Figure7. Identification of compounds that induce EHF overexpression.

(A-B). PANC-1, BxPC-3 and two primary cancer cell lines PDX1# and PDX2# were treated with rosiglitazone(5μM and 10μM,24h). DMSO was used as control. (A) Q-PCR was conducted to detect for EHF mRNA expression. (B) Western-blot for EHF expression were performed. Representative results were shown. (C) PPAR γ-scanned motif logo (D) Predicted PPAR γ response elements (PPREs) on the human EHF promoter. Position relative to the transcription start site of EHF, PPRE sequences and corresponding JASPAR scores. (E) Binding of PPAR γ to the promoter of EHF was determined by chromatin immunoprecipitation. IgG was used as negative control. Anti-RNA PolymeraseⅡwas used as positive control. Representative results were shown. (F) The promoter activity of EHF after treated with rosiglitazone. PANC-1 transfected with either luciferase reporter pGL3-empty vector or wild type pGL3-ESE3/EHF promoter were treated with rosiglitazone(10μM,24h).

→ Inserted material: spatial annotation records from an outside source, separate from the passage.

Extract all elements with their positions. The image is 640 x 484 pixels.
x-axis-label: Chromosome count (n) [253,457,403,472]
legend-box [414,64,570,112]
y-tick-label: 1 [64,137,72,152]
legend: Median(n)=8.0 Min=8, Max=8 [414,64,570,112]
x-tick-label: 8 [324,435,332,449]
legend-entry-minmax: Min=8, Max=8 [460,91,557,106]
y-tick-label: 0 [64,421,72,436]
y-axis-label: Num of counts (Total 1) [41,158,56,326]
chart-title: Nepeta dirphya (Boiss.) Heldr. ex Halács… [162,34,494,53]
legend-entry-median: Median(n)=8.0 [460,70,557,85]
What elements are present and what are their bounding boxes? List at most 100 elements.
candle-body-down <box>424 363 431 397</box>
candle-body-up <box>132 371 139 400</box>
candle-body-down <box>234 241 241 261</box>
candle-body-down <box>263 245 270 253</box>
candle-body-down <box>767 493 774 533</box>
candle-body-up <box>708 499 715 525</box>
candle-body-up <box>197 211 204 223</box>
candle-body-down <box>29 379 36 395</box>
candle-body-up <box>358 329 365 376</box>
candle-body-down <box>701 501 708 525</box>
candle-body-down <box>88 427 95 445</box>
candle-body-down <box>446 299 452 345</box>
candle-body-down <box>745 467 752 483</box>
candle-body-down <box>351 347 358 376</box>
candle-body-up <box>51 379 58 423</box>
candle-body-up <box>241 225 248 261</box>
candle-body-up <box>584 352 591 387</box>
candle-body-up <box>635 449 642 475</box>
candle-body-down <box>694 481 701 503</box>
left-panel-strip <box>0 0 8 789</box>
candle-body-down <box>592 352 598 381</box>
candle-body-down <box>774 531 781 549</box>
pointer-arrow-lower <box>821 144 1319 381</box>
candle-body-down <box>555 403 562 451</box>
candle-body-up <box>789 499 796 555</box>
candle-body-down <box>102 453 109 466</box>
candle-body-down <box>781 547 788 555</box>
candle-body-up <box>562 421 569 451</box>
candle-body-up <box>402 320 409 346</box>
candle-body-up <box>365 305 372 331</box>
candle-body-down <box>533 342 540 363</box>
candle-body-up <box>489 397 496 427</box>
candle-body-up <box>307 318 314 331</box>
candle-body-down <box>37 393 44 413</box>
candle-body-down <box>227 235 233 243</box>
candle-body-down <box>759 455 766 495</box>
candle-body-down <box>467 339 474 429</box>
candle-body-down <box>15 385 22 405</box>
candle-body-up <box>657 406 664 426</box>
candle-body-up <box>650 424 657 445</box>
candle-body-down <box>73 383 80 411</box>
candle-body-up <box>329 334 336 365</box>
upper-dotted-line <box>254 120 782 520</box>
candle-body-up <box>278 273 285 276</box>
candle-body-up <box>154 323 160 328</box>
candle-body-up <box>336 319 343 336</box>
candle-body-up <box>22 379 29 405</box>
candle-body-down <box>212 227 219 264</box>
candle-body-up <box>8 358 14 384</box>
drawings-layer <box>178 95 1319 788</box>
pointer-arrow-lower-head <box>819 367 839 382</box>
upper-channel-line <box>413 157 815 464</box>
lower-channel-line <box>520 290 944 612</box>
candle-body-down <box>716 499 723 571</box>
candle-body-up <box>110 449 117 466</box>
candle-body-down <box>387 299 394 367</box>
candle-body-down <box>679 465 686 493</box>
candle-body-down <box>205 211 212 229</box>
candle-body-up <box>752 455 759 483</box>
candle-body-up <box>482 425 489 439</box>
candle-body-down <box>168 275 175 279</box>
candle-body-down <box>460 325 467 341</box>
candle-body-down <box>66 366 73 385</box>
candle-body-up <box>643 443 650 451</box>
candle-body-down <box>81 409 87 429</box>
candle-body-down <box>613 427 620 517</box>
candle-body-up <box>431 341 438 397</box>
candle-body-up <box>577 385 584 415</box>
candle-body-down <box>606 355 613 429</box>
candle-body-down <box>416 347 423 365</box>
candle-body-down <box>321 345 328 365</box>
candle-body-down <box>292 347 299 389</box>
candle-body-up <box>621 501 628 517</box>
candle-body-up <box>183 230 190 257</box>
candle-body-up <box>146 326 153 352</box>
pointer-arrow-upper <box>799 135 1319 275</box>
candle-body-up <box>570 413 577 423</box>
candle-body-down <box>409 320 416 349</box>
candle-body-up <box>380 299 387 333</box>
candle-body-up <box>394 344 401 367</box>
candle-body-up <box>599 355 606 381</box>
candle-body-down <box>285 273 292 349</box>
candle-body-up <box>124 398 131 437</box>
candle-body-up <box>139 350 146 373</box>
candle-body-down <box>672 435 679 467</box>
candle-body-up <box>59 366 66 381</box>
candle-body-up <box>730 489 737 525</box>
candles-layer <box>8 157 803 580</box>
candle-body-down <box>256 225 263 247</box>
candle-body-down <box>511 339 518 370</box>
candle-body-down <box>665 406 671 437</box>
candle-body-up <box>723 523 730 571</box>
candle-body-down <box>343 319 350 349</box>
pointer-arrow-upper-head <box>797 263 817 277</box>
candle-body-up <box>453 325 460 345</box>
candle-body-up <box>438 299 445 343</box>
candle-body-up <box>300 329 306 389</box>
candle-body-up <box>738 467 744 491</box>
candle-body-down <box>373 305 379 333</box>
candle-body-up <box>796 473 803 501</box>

Forty-eight hours later, cells were collected for dual luciferase assay. Results were expressed as fold induction relative to those of the corresponding cells transfected with pGL3-empty vector after normalization of firefly luciferase activity according to Renilla luciferase activity. All experiments were repeated three times independently. Paired Student’s t-test was used as statistical analysis. *P<0.05 and **P<0.01.